Question

In a Daniel Cell:
$(a){\text{ }}$The chemical energy liberated during the redox reaction is converted to electrical energy.
$(b){\text{ }}$The electrical energy of the cell is converted to chemical energy.
$(c){\text{ }}$The energy of the cell is utilized in conduction of the redox reaction.
$(d){\text{ }}$The potential energy of the cell is converted into the electrical energy.

Answer 1

Hint: The basic structure of the Daniel cell must be known. The chemical reactions occurring at the respective anode and cathode leads to the production of the electric current. The salt bridge plays an important role by allowing anions to the anode compartment and cations to the cathode compartments.

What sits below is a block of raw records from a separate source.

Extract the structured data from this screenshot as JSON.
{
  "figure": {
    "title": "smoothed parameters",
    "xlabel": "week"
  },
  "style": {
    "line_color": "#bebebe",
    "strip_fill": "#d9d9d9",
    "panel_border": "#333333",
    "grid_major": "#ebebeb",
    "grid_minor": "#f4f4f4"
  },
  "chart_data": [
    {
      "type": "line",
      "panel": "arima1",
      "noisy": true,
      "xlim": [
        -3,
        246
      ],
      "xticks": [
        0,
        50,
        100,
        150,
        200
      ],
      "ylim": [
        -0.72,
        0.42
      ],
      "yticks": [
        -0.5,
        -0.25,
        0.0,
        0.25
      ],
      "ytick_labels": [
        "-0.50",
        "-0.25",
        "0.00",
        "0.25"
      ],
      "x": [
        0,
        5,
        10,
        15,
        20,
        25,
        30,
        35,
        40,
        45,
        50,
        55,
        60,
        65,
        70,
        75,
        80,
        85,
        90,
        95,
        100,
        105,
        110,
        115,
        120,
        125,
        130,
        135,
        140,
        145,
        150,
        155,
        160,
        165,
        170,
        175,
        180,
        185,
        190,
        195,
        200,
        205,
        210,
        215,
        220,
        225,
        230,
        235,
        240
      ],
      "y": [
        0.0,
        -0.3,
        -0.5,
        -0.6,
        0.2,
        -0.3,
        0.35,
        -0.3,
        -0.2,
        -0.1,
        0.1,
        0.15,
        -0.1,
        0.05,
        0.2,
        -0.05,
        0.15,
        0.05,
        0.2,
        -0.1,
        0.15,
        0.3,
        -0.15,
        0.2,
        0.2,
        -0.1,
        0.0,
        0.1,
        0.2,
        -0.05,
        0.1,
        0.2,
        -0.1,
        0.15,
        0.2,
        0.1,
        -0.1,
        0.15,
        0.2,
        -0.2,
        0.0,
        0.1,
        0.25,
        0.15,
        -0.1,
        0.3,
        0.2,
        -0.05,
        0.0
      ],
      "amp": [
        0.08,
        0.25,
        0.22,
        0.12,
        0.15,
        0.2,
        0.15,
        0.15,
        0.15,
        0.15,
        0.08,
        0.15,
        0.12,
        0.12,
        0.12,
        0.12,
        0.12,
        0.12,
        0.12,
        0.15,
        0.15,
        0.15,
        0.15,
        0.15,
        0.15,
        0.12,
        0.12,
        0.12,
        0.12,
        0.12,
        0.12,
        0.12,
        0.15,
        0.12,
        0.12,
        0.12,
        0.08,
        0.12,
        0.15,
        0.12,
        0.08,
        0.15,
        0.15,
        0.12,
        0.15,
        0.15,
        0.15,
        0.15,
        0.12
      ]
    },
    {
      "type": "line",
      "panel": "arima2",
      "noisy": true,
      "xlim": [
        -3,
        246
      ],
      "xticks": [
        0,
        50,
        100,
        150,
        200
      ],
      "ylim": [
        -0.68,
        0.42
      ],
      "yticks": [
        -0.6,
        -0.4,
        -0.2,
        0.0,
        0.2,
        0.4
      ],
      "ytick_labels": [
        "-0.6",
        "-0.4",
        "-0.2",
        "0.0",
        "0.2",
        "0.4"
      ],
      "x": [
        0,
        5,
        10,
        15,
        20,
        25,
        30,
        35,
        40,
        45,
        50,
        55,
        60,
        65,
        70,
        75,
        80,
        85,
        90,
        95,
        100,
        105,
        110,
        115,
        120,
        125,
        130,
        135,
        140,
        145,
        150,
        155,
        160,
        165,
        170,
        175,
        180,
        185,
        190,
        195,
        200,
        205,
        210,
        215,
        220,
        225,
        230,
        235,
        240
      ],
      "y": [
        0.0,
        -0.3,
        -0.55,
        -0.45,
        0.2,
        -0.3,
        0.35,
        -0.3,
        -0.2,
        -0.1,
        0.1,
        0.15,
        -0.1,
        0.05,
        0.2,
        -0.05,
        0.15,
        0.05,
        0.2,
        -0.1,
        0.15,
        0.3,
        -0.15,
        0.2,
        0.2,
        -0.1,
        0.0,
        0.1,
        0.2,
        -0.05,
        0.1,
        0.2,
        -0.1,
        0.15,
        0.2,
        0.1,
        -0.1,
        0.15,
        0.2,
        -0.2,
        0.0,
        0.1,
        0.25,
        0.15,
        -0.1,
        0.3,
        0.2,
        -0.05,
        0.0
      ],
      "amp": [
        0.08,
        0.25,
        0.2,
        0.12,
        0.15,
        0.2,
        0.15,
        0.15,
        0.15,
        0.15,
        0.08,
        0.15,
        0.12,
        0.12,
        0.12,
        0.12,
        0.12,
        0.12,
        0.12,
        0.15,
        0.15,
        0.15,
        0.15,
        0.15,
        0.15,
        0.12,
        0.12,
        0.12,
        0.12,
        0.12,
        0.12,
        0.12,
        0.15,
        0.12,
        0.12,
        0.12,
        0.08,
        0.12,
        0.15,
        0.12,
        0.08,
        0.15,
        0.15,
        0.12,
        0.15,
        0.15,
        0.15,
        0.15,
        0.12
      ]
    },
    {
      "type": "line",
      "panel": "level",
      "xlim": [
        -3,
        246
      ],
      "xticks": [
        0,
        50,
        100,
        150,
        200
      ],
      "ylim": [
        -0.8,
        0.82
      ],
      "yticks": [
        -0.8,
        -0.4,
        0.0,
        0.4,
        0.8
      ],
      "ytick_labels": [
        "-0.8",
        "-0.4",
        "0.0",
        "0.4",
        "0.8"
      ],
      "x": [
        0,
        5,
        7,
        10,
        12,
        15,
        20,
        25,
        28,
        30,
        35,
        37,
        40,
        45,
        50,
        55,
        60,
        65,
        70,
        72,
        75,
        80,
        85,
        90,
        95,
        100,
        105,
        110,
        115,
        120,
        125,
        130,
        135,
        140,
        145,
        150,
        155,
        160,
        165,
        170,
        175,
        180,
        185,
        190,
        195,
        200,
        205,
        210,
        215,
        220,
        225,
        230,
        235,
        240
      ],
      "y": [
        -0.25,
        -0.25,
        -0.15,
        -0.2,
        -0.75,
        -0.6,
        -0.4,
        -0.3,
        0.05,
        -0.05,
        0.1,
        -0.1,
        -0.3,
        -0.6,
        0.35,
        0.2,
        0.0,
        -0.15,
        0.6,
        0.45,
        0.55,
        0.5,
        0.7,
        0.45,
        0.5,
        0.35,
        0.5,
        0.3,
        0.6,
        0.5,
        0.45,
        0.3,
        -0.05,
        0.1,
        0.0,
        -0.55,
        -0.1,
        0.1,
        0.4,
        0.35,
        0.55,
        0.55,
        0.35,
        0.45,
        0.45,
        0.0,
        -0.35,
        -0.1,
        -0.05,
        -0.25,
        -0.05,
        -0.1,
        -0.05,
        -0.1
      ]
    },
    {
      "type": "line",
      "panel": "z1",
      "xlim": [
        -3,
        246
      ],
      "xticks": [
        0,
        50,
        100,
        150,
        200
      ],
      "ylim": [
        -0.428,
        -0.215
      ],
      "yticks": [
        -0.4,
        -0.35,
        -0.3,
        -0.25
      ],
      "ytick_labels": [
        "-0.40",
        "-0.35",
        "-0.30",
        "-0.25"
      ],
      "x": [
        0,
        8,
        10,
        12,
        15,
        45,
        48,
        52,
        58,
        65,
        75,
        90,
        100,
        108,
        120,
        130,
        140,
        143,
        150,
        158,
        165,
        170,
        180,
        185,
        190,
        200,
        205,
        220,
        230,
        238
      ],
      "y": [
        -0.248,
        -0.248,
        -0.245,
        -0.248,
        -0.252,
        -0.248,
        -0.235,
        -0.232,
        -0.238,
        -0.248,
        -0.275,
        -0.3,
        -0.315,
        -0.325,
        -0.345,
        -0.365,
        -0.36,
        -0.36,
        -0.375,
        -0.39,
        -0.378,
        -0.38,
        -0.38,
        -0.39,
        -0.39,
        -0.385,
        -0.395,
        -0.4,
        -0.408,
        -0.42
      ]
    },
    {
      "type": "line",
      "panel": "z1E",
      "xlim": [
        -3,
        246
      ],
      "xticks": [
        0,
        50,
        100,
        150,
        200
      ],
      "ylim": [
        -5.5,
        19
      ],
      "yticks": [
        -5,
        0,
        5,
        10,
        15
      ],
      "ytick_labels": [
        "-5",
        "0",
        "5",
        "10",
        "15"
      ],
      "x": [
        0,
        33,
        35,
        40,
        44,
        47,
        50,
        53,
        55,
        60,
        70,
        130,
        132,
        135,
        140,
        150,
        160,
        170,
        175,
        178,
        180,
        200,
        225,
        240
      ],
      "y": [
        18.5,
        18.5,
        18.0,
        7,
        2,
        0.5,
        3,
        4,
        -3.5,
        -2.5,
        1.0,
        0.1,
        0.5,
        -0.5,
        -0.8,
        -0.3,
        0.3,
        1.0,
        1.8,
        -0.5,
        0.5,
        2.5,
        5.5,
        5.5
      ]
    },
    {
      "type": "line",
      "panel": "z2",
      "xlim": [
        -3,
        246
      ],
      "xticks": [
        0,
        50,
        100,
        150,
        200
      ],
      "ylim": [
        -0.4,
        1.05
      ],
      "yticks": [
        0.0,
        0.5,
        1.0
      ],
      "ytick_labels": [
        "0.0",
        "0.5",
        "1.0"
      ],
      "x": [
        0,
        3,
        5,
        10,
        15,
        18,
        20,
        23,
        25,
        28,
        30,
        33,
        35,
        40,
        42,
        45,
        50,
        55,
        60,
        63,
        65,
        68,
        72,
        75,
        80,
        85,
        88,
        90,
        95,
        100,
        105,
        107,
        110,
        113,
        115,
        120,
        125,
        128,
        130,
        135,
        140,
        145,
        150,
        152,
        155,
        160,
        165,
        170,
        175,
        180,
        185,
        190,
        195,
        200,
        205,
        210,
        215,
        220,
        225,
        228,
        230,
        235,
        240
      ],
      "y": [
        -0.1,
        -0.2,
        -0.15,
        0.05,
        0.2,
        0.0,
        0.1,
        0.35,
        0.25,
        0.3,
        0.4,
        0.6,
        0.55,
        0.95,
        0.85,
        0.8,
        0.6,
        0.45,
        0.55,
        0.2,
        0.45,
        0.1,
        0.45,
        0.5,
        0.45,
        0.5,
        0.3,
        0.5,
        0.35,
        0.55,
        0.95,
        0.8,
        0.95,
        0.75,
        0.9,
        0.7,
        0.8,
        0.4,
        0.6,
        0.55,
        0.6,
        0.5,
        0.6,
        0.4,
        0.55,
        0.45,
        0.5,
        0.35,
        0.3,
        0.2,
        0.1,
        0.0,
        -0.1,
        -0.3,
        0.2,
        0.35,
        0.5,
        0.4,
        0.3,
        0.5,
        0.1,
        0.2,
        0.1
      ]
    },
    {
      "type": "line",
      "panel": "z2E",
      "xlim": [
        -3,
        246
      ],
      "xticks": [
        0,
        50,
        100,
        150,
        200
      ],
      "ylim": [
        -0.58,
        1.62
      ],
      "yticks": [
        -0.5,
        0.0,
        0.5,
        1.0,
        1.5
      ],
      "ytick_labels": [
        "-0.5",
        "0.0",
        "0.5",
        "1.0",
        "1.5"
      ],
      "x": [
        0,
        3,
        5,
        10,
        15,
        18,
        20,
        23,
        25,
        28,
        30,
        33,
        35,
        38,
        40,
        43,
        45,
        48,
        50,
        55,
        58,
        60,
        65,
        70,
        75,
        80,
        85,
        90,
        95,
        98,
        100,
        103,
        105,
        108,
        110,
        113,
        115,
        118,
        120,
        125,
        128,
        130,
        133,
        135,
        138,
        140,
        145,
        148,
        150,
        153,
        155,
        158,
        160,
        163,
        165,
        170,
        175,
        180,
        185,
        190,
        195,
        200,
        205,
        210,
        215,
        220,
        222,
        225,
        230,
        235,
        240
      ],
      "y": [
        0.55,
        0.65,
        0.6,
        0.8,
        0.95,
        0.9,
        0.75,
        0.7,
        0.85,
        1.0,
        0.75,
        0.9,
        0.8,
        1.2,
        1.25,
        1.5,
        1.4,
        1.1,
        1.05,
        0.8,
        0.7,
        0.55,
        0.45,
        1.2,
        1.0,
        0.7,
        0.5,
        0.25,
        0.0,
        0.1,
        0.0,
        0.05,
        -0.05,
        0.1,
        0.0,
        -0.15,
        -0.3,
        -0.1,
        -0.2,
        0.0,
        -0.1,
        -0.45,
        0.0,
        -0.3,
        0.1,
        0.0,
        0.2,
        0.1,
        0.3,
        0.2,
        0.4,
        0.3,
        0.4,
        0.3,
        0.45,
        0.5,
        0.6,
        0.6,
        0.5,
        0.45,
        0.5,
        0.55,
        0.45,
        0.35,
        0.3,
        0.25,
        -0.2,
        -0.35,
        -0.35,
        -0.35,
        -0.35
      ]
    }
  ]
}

Complete step by step solution:
A Daniel cell is a galvanic cell which converts the chemical energy into the electrical energy. The Daniel cell is so designed that it produces electric current by spontaneous redox reaction between zinc and cupric ion.
The construction of the Daniel cell includes a copper container which is filled with a concentration solution of copper sulphate. A porous cylindrical pot filled with the diluted sulphuric acid is immersed in the copper container. One amalgamated zinc rod is immersed in the diluted sulphuric acid. The two different metals are connected to each other via a salt bridge, which maintains the electrical neutrality by preventing the accumulation of the charges by maintaining a free path for the migration of ions.
Cell reactions:
At anode, in the $Zn/ZnS{O_4}$ half cell, the oxidation reaction occurs.
$Zn(s) \to Z {n^{2 + }}(aq) + 2{e^ - }$
At cathode, ion $Cu/CuS{O_4}$ half cell, the reduction reaction occurs.
$C{u^{2 + }}(aq) + 2{e^ - } \to Cu(s)$
The net cell reaction is
$Zn(s) + C{u^{2 + }}(aq) \rightleftharpoons Z{n^{2 + }}(aq) + Cu(s)$
Therefore, we have seen that in the above reaction, the chemical energy is liberated when the oxidation at the anode end and the reduction at the cathode end takes place in the Daniel cell and it is then converted into the electrical energy.
Hence, the correct solution is the option$(a)$.

Note: The students might get confused about where the reduction and oxidation take place. So, in order to memorise this, remember the mnemonic term “REDCAT” i.e., Reduction (RED) occurs at the cathode (CAT), and oxidation occurs at the anode.